Individuals who are more likely to be affected include:
- Runners, dancers, and athletes who suddenly increase the duration or intensity of their activities.
- Those who perform physical activities and sports only over the weekends due to the tendon not being conditioned to its sudden use.
- Middle-aged individuals, especially men.
- Having flat feet or arches, being obese, or having tight calve muscles may increase the strain on the Achilles tendons.
- Training or performing physical activities in old, worn-out shoes.
- Running on hard or hill-type terrains.
- Working out in cold weather.
- Patients who are diagnosed with conditions such as hypertension and psoriasis.
- Those who use antibiotics such as the fluoroquinolones.
Signs and symptoms
- A mild ache that begins at the back of the leg or above the heel after being physically active.
- More severe pain may be experienced after prolonged activities such as sprinting, stair-climbing, and running.
- Stiffness or tenderness that comes on in the morning and which improves with mild activity.
Achilles tendonitis is managed conservatively with:
- Over-the-counter and prescription oral medications such as acetaminophen, non-steroidal anti-inflammatories such as ibuprofen or naproxen, narcotics such as codeine, or steroids to help reduce pain and inflammation.
- Physical therapy to perform stretching and strengthening exercises to promote healing and improving the strength of the Achilles tendon and its surrounding structures to offer support to the tendon.
- Orthotic devices such as shoe inserts or wedges to elevate the heel may be prescribed to help reduce the strain exerted on the Achilles tendon.
If these therapies haven’t been effective, or the patient ends up sustaining a ruptured tendon due to persistent inflammation and damage to the tissue, then surgical intervention may be warranted to repair the affected Achilles tendon.
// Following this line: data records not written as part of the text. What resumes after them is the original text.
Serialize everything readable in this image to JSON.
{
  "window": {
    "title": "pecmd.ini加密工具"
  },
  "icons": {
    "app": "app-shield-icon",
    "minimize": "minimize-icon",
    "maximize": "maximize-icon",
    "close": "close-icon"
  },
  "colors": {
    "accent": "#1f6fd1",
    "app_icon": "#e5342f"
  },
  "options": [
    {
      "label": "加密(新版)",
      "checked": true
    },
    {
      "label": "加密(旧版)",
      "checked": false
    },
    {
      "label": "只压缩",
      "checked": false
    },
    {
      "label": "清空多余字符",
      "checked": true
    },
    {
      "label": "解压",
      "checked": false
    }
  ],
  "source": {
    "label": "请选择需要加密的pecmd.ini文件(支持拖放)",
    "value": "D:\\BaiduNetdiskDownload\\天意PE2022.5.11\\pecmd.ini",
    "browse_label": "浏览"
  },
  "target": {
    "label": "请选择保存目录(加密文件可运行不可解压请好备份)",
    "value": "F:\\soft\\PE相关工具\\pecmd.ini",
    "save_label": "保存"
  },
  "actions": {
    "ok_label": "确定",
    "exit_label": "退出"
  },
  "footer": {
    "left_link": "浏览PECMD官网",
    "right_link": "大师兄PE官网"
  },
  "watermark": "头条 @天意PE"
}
Regenerative medicine in the form of stem cell therapy has been used in many individuals and athletes with Achilles tendinitis to help reduce the inflammation and damage that occurs in the tissue.
The process involves extracting stem cells from the affected individual themselves, to reduce any risk of tissue incompatibility issues that may cause adverse reactions. This is done by using tissue from the body such as:
- Bone marrow.
- Adipose tissue.
Adipose (fat) tissue is easier to extract though and also yields a higher concentration of stem cells than the bone marrow so this is the chosen method in most cases for extracting stem cells.
Once the stem cells have been extracted and prepared, they are directly administered around the affected Achilles tendon. The stem cells perform two activities to help reduce inflammation and speed up the repair of the tissue:
- Stem cells can convert into tissue cells that are necessary to take the place of the damaged tissue. In this case, the stem cells will convert into those that resemble the cells of the Achilles tendon.
- The stem cells stimulate the release of anti-inflammatory factors that travel to the affected area to reduce the inflammatory process that is taking place, thereby reducing damage to the Achilles tendon.